While researchers were analyzing the genes of prehistoric Irish ancestors they discovered that the beginning of a "Celtic Curse" (haemochromatosis) probably arose 4,000 years ago with a wave of migration from the Pontic Steppe to the East. This discovery also provides hard evidence for massive migrations that could have led to changes in Neolithic and Bronze Age lifestyles.

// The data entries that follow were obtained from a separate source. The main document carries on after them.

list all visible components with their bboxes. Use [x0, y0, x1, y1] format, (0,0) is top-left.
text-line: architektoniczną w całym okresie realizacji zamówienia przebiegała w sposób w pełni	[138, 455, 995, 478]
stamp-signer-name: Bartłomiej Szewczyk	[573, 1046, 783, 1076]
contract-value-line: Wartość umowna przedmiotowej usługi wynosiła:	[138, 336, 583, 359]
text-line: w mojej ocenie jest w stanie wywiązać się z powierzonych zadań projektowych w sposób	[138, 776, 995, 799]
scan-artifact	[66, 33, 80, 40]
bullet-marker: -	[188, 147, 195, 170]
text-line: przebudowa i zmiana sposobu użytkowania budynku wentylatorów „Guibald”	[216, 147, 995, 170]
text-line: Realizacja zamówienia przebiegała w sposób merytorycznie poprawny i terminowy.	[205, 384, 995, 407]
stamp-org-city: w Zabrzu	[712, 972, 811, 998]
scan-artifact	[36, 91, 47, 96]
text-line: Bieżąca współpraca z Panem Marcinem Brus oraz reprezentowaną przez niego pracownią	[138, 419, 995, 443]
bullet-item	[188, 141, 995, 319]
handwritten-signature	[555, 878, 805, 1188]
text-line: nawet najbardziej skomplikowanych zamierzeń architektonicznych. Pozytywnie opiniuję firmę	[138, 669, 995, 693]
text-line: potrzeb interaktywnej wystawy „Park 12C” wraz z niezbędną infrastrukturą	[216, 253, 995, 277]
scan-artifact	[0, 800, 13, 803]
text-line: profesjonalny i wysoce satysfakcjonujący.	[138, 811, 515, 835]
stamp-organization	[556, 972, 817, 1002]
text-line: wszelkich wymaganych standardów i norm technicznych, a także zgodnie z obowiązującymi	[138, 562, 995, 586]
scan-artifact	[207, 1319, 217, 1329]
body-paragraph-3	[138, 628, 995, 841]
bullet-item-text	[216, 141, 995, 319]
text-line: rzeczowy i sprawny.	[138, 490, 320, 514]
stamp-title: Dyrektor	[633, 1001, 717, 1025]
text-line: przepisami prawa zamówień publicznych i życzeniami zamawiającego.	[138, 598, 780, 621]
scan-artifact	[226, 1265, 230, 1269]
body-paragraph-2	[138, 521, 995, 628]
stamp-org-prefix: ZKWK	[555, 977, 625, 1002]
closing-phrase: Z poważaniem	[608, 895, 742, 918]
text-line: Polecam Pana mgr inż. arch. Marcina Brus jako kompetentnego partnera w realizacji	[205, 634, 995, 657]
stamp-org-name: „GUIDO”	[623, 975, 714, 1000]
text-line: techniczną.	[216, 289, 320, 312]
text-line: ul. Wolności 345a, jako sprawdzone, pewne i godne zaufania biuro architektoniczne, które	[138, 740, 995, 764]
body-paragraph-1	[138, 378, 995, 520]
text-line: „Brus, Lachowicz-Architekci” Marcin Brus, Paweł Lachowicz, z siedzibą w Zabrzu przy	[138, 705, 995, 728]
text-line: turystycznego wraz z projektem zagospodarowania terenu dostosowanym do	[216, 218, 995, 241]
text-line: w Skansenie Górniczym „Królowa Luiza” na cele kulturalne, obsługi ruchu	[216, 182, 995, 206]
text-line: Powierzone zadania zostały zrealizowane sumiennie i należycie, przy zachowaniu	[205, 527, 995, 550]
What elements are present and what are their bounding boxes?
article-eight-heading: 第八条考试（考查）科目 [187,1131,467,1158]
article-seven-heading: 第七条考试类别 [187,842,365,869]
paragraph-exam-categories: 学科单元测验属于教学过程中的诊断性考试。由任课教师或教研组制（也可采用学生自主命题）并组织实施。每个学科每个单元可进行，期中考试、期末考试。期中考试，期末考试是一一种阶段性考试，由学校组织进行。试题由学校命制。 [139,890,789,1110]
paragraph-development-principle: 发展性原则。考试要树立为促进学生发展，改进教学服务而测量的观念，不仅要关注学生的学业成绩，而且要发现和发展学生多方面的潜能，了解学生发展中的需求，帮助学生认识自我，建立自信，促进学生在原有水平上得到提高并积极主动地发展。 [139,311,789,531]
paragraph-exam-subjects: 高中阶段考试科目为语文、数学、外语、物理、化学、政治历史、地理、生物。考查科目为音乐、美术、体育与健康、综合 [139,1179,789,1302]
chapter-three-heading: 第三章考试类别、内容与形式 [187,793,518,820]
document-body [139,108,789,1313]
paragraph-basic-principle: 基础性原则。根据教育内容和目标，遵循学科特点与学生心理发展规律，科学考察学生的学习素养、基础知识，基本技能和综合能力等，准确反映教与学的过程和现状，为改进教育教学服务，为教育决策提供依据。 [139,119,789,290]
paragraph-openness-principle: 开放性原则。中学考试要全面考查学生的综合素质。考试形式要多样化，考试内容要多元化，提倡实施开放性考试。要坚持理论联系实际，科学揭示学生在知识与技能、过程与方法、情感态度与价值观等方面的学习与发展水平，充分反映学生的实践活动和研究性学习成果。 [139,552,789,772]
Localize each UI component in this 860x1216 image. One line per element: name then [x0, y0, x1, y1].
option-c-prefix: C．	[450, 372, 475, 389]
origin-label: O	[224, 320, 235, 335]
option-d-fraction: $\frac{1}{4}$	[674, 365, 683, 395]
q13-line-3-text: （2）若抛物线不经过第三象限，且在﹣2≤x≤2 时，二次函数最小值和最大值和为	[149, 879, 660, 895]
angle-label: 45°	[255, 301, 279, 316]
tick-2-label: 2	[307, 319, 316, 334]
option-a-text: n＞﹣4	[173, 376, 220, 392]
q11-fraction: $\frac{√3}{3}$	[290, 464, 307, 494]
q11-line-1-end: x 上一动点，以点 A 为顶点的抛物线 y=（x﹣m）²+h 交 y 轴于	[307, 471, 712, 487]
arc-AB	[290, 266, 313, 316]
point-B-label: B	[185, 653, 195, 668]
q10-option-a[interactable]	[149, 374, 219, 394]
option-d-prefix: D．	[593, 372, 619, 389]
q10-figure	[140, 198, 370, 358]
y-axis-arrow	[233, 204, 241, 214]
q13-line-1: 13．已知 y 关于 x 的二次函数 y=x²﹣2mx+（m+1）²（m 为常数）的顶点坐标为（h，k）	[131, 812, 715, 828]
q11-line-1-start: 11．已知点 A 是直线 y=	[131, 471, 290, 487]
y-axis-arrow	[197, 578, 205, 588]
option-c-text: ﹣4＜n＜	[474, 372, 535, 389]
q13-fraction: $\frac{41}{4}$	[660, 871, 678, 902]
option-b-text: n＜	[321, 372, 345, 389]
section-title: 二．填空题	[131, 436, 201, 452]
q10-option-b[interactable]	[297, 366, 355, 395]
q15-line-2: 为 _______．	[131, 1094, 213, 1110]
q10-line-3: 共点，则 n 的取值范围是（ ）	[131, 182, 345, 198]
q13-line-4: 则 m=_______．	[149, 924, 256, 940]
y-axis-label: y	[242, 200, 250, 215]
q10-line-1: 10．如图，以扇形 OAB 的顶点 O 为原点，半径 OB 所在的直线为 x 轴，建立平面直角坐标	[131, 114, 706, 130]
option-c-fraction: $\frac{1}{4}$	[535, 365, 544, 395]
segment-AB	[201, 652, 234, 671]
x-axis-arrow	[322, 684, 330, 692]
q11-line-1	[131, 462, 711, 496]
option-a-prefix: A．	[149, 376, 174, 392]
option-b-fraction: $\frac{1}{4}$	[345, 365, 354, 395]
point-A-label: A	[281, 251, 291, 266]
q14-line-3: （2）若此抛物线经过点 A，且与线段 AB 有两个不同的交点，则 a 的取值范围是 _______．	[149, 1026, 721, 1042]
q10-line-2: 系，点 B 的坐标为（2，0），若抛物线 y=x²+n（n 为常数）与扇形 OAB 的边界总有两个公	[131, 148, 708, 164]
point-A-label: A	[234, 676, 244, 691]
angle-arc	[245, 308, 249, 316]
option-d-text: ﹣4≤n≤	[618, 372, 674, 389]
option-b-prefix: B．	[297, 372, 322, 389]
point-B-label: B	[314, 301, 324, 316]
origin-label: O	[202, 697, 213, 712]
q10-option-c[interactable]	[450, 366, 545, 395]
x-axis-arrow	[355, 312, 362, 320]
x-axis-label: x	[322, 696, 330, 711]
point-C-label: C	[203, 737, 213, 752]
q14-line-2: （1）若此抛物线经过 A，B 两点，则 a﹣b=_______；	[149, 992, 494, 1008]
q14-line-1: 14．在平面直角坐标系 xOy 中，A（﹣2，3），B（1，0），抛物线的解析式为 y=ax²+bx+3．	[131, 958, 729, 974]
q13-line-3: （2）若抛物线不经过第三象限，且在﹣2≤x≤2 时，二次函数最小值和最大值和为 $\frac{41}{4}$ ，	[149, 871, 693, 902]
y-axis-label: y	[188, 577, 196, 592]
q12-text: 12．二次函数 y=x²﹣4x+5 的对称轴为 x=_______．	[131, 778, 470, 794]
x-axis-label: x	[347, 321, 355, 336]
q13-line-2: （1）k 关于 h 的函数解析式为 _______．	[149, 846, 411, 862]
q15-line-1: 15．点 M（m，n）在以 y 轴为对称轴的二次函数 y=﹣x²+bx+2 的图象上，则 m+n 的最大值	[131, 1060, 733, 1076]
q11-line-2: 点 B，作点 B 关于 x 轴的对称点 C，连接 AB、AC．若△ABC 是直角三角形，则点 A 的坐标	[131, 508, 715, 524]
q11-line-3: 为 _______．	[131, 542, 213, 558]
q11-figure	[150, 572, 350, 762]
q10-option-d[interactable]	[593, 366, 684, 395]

When geneticists at Trinity College in Dublin teamed up with archaeologists at Queen's University of Belfast to study the origins of Ireland's people and culture, they could only imagine the possible outcomes. The team successfully sequenced then compared the genomes of a woman farmer from 5,200 years ago (whose remains were found near Belfast) and three men who lived on Rathlin Island during the Bronze Age. When they analyzed these genes they discovered that a disease often called the "Celtic Curse" arose sometime between the two time periods and that it was related to a massive migration into the region.

The results of their analysis were published in the journal Proceedings of the National Academy of Sciences, and show that the Ballynahatty Neolithic woman "possessed a genome of predominantly Near Eastern origin" and that "she had some hunter - gatherer ancestry but belonged to a population of large effective size, suggesting a substantial influx of early farmers to the island."